The haggis is traditionally piped in, which could prove difficult if neither anyone in the class can play the bagpipes or even have a set! However, there is no shortage of downloads of Robert Burns’ songs or more modern Scottish folk, which you can use to listen to or have in the background during the lesson. A rousing chorus of ‘Auld Lang Syne’ (click here for lyrics) at the end of the night/lesson is a must.

Burns’ Supper Poems and Toasts

Traditional recitals on the evening include the Selkirk Grace and the Address to a Haggis (video), it’s a tricky text and read out loud while cutting haggis. It would be great to do a little bit with some more advance groups. Others include a speech commemorating Burns and a toast to the great man, known as the Immortal Memory and the Address to the Lassies.

Selkirk Grace

Some have meat and cannot eat,
Some cannot eat that want it;
But we have meat, and we can eat,
Sae let the Lord be thank it

Burns’ Supper Dress: Tartan

It is definitely recommended that you wear at least a little bit of tartan! Whether it be a tartan hat, a tartan tie, napkins, hats, brooches or the full kilt get-up, it’s entirely up to you. Let your students be creative! Maybe you could organize an arts & crafts activity during the class.
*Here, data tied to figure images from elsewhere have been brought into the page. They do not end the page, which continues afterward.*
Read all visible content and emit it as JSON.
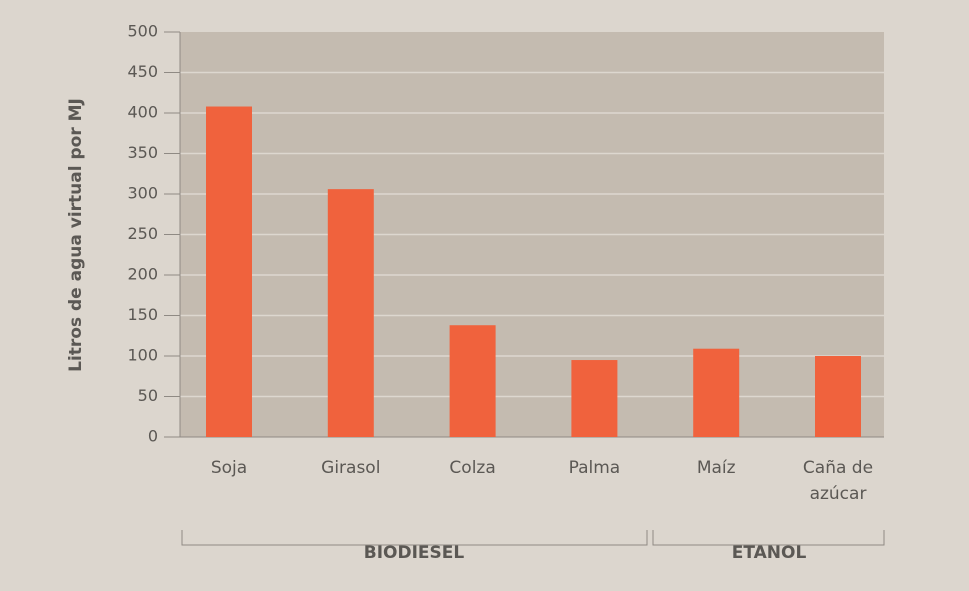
{
  "chart_data": {
    "type": "bar",
    "y_label": "Litros de agua virtual por MJ",
    "categories": [
      "Soja",
      "Girasol",
      "Colza",
      "Palma",
      "Maíz",
      "Caña de azúcar"
    ],
    "values": [
      408,
      306,
      138,
      95,
      109,
      100
    ],
    "color": "#f0623d",
    "ylim": [
      0,
      500
    ],
    "yticks": [
      0,
      50,
      100,
      150,
      200,
      250,
      300,
      350,
      400,
      450,
      500
    ],
    "grid": true,
    "groups": [
      "BIODIESEL",
      "ETANOL"
    ]
  }
}
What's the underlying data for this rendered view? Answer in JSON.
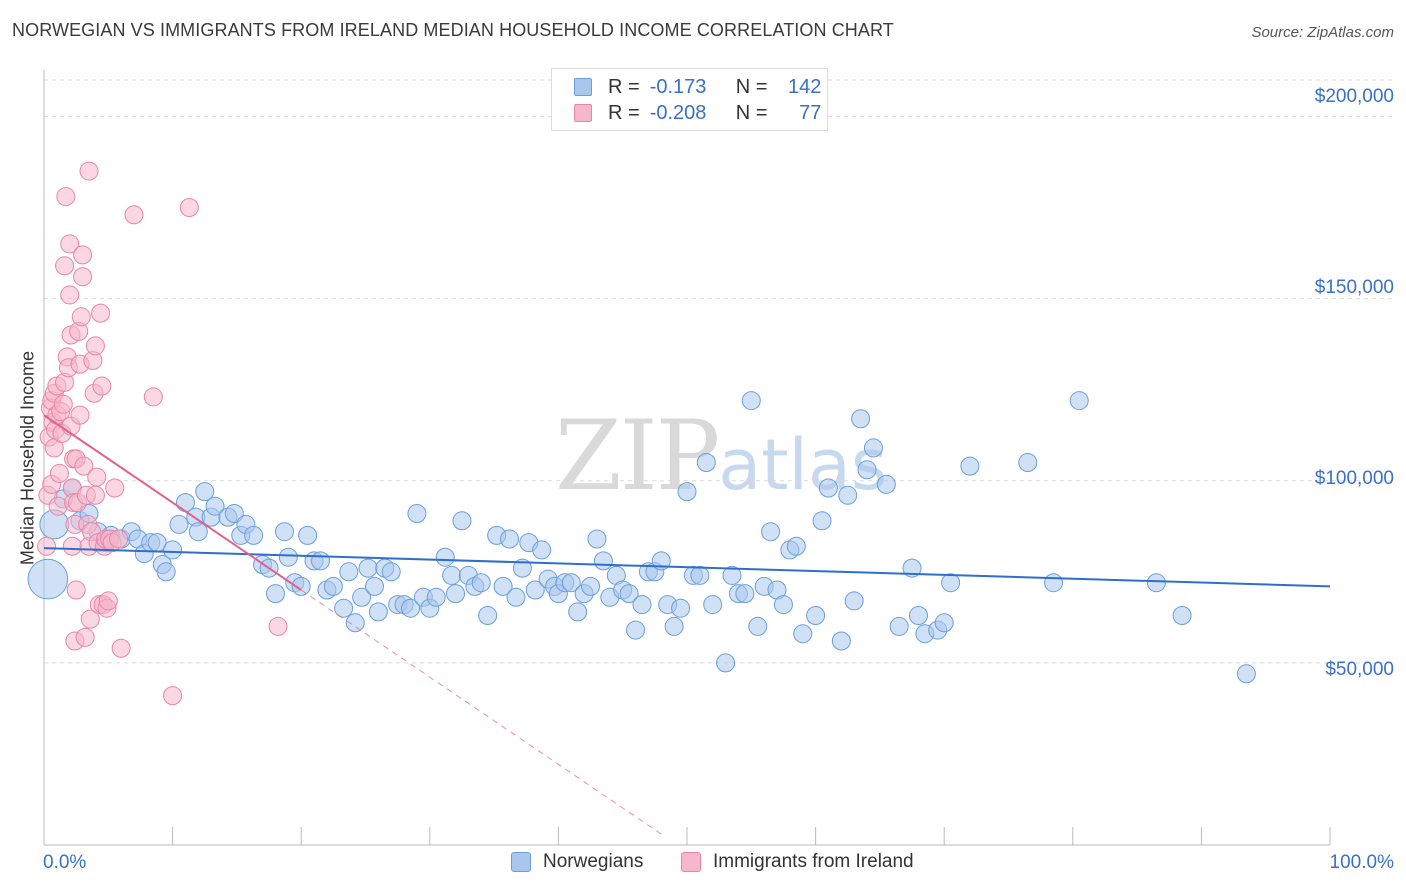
{
  "title": "NORWEGIAN VS IMMIGRANTS FROM IRELAND MEDIAN HOUSEHOLD INCOME CORRELATION CHART",
  "source": "Source: ZipAtlas.com",
  "watermark": {
    "a": "ZIP",
    "b": "atlas"
  },
  "legend_top": {
    "rows": [
      {
        "r_label": "R =",
        "r_value": "-0.173",
        "n_label": "N =",
        "n_value": "142"
      },
      {
        "r_label": "R =",
        "r_value": "-0.208",
        "n_label": "N =",
        "n_value": "77"
      }
    ]
  },
  "colors": {
    "blue_fill": "#a9c7ec",
    "blue_stroke": "#6a9fdb",
    "blue_line": "#2e6fcc",
    "pink_fill": "#f6b6cb",
    "pink_stroke": "#e985a8",
    "pink_line": "#e2608e",
    "grid": "#d9d9d9",
    "accent_text": "#3a70c7"
  },
  "chart_data": {
    "type": "scatter",
    "title": "NORWEGIAN VS IMMIGRANTS FROM IRELAND MEDIAN HOUSEHOLD INCOME CORRELATION CHART",
    "xlabel": "",
    "ylabel": "Median Household Income",
    "xlim": [
      0,
      100
    ],
    "ylim": [
      0,
      210000
    ],
    "x_tick_labels": [
      "0.0%",
      "100.0%"
    ],
    "y_ticks": [
      50000,
      100000,
      150000,
      200000
    ],
    "y_tick_labels": [
      "$50,000",
      "$100,000",
      "$150,000",
      "$200,000"
    ],
    "grid": true,
    "legend_placement": "bottom",
    "series": [
      {
        "name": "Norwegians",
        "r": -0.173,
        "n": 142,
        "trend": {
          "x0": 0,
          "y0": 81500,
          "x1": 100,
          "y1": 71000
        },
        "points": [
          [
            0.3,
            73000,
            2.2
          ],
          [
            0.8,
            88000,
            1.6
          ],
          [
            1.5,
            95000,
            1
          ],
          [
            2.2,
            98000,
            1
          ],
          [
            2.8,
            89000,
            1
          ],
          [
            3.5,
            91000,
            1
          ],
          [
            4.2,
            86000,
            1
          ],
          [
            4.8,
            83000,
            1
          ],
          [
            5.2,
            85000,
            1
          ],
          [
            6.0,
            84000,
            1
          ],
          [
            6.8,
            86000,
            1
          ],
          [
            7.3,
            84000,
            1
          ],
          [
            7.8,
            80000,
            1
          ],
          [
            8.3,
            83000,
            1
          ],
          [
            8.8,
            83000,
            1
          ],
          [
            9.2,
            77000,
            1
          ],
          [
            9.5,
            75000,
            1
          ],
          [
            10.0,
            81000,
            1
          ],
          [
            10.5,
            88000,
            1
          ],
          [
            11.0,
            94000,
            1
          ],
          [
            11.8,
            90000,
            1
          ],
          [
            12.0,
            86000,
            1
          ],
          [
            12.5,
            97000,
            1
          ],
          [
            13.0,
            90000,
            1
          ],
          [
            13.3,
            93000,
            1
          ],
          [
            14.3,
            90000,
            1
          ],
          [
            14.8,
            91000,
            1
          ],
          [
            15.3,
            85000,
            1
          ],
          [
            15.7,
            88000,
            1
          ],
          [
            16.3,
            85000,
            1
          ],
          [
            17.0,
            77000,
            1
          ],
          [
            17.5,
            76000,
            1
          ],
          [
            18.0,
            69000,
            1
          ],
          [
            18.7,
            86000,
            1
          ],
          [
            19.0,
            79000,
            1
          ],
          [
            19.5,
            72000,
            1
          ],
          [
            20.0,
            71000,
            1
          ],
          [
            20.5,
            85000,
            1
          ],
          [
            21.0,
            78000,
            1
          ],
          [
            21.5,
            78000,
            1
          ],
          [
            22.0,
            70000,
            1
          ],
          [
            22.5,
            71000,
            1
          ],
          [
            23.3,
            65000,
            1
          ],
          [
            23.7,
            75000,
            1
          ],
          [
            24.2,
            61000,
            1
          ],
          [
            24.7,
            68000,
            1
          ],
          [
            25.2,
            76000,
            1
          ],
          [
            25.7,
            71000,
            1
          ],
          [
            26.0,
            64000,
            1
          ],
          [
            26.5,
            76000,
            1
          ],
          [
            27.0,
            75000,
            1
          ],
          [
            27.5,
            66000,
            1
          ],
          [
            28.0,
            66000,
            1
          ],
          [
            28.5,
            65000,
            1
          ],
          [
            29.0,
            91000,
            1
          ],
          [
            29.5,
            68000,
            1
          ],
          [
            30.0,
            65000,
            1
          ],
          [
            30.5,
            68000,
            1
          ],
          [
            31.2,
            79000,
            1
          ],
          [
            31.7,
            74000,
            1
          ],
          [
            32.0,
            69000,
            1
          ],
          [
            32.5,
            89000,
            1
          ],
          [
            33.0,
            74000,
            1
          ],
          [
            33.5,
            71000,
            1
          ],
          [
            34.0,
            72000,
            1
          ],
          [
            34.5,
            63000,
            1
          ],
          [
            35.2,
            85000,
            1
          ],
          [
            35.7,
            71000,
            1
          ],
          [
            36.2,
            84000,
            1
          ],
          [
            36.7,
            68000,
            1
          ],
          [
            37.2,
            76000,
            1
          ],
          [
            37.7,
            83000,
            1
          ],
          [
            38.2,
            70000,
            1
          ],
          [
            38.7,
            81000,
            1
          ],
          [
            39.2,
            73000,
            1
          ],
          [
            39.7,
            71000,
            1
          ],
          [
            40.0,
            69000,
            1
          ],
          [
            40.5,
            72000,
            1
          ],
          [
            41.0,
            72000,
            1
          ],
          [
            41.5,
            64000,
            1
          ],
          [
            42.0,
            69000,
            1
          ],
          [
            42.5,
            71000,
            1
          ],
          [
            43.0,
            84000,
            1
          ],
          [
            43.5,
            78000,
            1
          ],
          [
            44.0,
            68000,
            1
          ],
          [
            44.5,
            74000,
            1
          ],
          [
            45.0,
            70000,
            1
          ],
          [
            45.5,
            69000,
            1
          ],
          [
            46.0,
            59000,
            1
          ],
          [
            46.5,
            66000,
            1
          ],
          [
            47.0,
            75000,
            1
          ],
          [
            47.5,
            75000,
            1
          ],
          [
            48.0,
            78000,
            1
          ],
          [
            48.5,
            66000,
            1
          ],
          [
            49.0,
            60000,
            1
          ],
          [
            49.5,
            65000,
            1
          ],
          [
            50.0,
            97000,
            1
          ],
          [
            50.5,
            74000,
            1
          ],
          [
            51.0,
            74000,
            1
          ],
          [
            51.5,
            105000,
            1
          ],
          [
            52.0,
            66000,
            1
          ],
          [
            53.0,
            50000,
            1
          ],
          [
            53.5,
            74000,
            1
          ],
          [
            54.0,
            69000,
            1
          ],
          [
            54.5,
            69000,
            1
          ],
          [
            55.0,
            122000,
            1
          ],
          [
            55.5,
            60000,
            1
          ],
          [
            56.0,
            71000,
            1
          ],
          [
            56.5,
            86000,
            1
          ],
          [
            57.0,
            70000,
            1
          ],
          [
            57.5,
            66000,
            1
          ],
          [
            58.0,
            81000,
            1
          ],
          [
            58.5,
            82000,
            1
          ],
          [
            59.0,
            58000,
            1
          ],
          [
            60.0,
            63000,
            1
          ],
          [
            60.5,
            89000,
            1
          ],
          [
            61.0,
            98000,
            1
          ],
          [
            62.0,
            56000,
            1
          ],
          [
            62.5,
            96000,
            1
          ],
          [
            63.0,
            67000,
            1
          ],
          [
            63.5,
            117000,
            1
          ],
          [
            64.0,
            103000,
            1
          ],
          [
            64.5,
            109000,
            1
          ],
          [
            65.5,
            99000,
            1
          ],
          [
            66.5,
            60000,
            1
          ],
          [
            67.5,
            76000,
            1
          ],
          [
            68.0,
            63000,
            1
          ],
          [
            68.5,
            58000,
            1
          ],
          [
            69.5,
            59000,
            1
          ],
          [
            70.0,
            61000,
            1
          ],
          [
            70.5,
            72000,
            1
          ],
          [
            72.0,
            104000,
            1
          ],
          [
            76.5,
            105000,
            1
          ],
          [
            78.5,
            72000,
            1
          ],
          [
            80.5,
            122000,
            1
          ],
          [
            86.5,
            72000,
            1
          ],
          [
            88.5,
            63000,
            1
          ],
          [
            93.5,
            47000,
            1
          ]
        ]
      },
      {
        "name": "Immigrants from Ireland",
        "r": -0.208,
        "n": 77,
        "trend": {
          "x0": 0,
          "y0": 118000,
          "x1": 20,
          "y1": 70000
        },
        "trend_dashed": {
          "x0": 20,
          "y0": 70000,
          "x1": 48,
          "y1": 3000
        },
        "points": [
          [
            0.2,
            82000,
            1
          ],
          [
            0.3,
            96000,
            1
          ],
          [
            0.4,
            112000,
            1
          ],
          [
            0.5,
            120000,
            1
          ],
          [
            0.6,
            99000,
            1
          ],
          [
            0.6,
            122000,
            1
          ],
          [
            0.7,
            116000,
            1
          ],
          [
            0.8,
            124000,
            1
          ],
          [
            0.8,
            109000,
            1
          ],
          [
            0.9,
            114000,
            1
          ],
          [
            1.0,
            126000,
            1
          ],
          [
            1.0,
            118000,
            1
          ],
          [
            1.1,
            93000,
            1
          ],
          [
            1.2,
            102000,
            1
          ],
          [
            1.3,
            119000,
            1
          ],
          [
            1.4,
            113000,
            1
          ],
          [
            1.5,
            121000,
            1
          ],
          [
            1.6,
            127000,
            1
          ],
          [
            1.6,
            159000,
            1
          ],
          [
            1.7,
            178000,
            1
          ],
          [
            1.8,
            134000,
            1
          ],
          [
            1.9,
            131000,
            1
          ],
          [
            2.0,
            165000,
            1
          ],
          [
            2.0,
            151000,
            1
          ],
          [
            2.1,
            140000,
            1
          ],
          [
            2.1,
            115000,
            1
          ],
          [
            2.2,
            98000,
            1
          ],
          [
            2.2,
            82000,
            1
          ],
          [
            2.3,
            106000,
            1
          ],
          [
            2.3,
            94000,
            1
          ],
          [
            2.4,
            88000,
            1
          ],
          [
            2.4,
            56000,
            1
          ],
          [
            2.5,
            70000,
            1
          ],
          [
            2.5,
            106000,
            1
          ],
          [
            2.6,
            94000,
            1
          ],
          [
            2.7,
            141000,
            1
          ],
          [
            2.8,
            132000,
            1
          ],
          [
            2.8,
            118000,
            1
          ],
          [
            2.9,
            145000,
            1
          ],
          [
            3.0,
            156000,
            1
          ],
          [
            3.0,
            162000,
            1
          ],
          [
            3.1,
            104000,
            1
          ],
          [
            3.2,
            57000,
            1
          ],
          [
            3.3,
            96000,
            1
          ],
          [
            3.4,
            88000,
            1
          ],
          [
            3.5,
            185000,
            1
          ],
          [
            3.5,
            82000,
            1
          ],
          [
            3.6,
            62000,
            1
          ],
          [
            3.7,
            86000,
            1
          ],
          [
            3.8,
            133000,
            1
          ],
          [
            3.9,
            124000,
            1
          ],
          [
            4.0,
            137000,
            1
          ],
          [
            4.0,
            96000,
            1
          ],
          [
            4.1,
            101000,
            1
          ],
          [
            4.2,
            83000,
            1
          ],
          [
            4.3,
            66000,
            1
          ],
          [
            4.4,
            146000,
            1
          ],
          [
            4.5,
            126000,
            1
          ],
          [
            4.6,
            66000,
            1
          ],
          [
            4.7,
            82000,
            1
          ],
          [
            4.8,
            84000,
            1
          ],
          [
            4.9,
            65000,
            1
          ],
          [
            5.0,
            67000,
            1
          ],
          [
            5.1,
            84000,
            1
          ],
          [
            5.3,
            83000,
            1
          ],
          [
            5.5,
            98000,
            1
          ],
          [
            5.8,
            84000,
            1
          ],
          [
            6.0,
            54000,
            1
          ],
          [
            7.0,
            173000,
            1
          ],
          [
            8.5,
            123000,
            1
          ],
          [
            10.0,
            41000,
            1
          ],
          [
            11.3,
            175000,
            1
          ],
          [
            18.2,
            60000,
            1
          ]
        ]
      }
    ]
  },
  "legend_bottom": [
    "Norwegians",
    "Immigrants from Ireland"
  ],
  "x_axis_labels": {
    "left": "0.0%",
    "right": "100.0%"
  },
  "y_axis_labels": [
    "$200,000",
    "$150,000",
    "$100,000",
    "$50,000"
  ]
}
Here is a typical run through and description of what is involved in a Burns’ Supper to include in your lesson.

You can even download the complete works of Robert Burns for free to your iPhone for an easy way to pick your readings. The iPhone/iPad app offering you 558 of his poems and love songs complete with a useful glossary of terms to help interpret the Scots dialect.

Some of my favourite Scottish words:

tatties= potatoes
lassie= girl
trews= trousers
wean= child

I celebrated my first Burns’ Night last year and am getting ready for this year!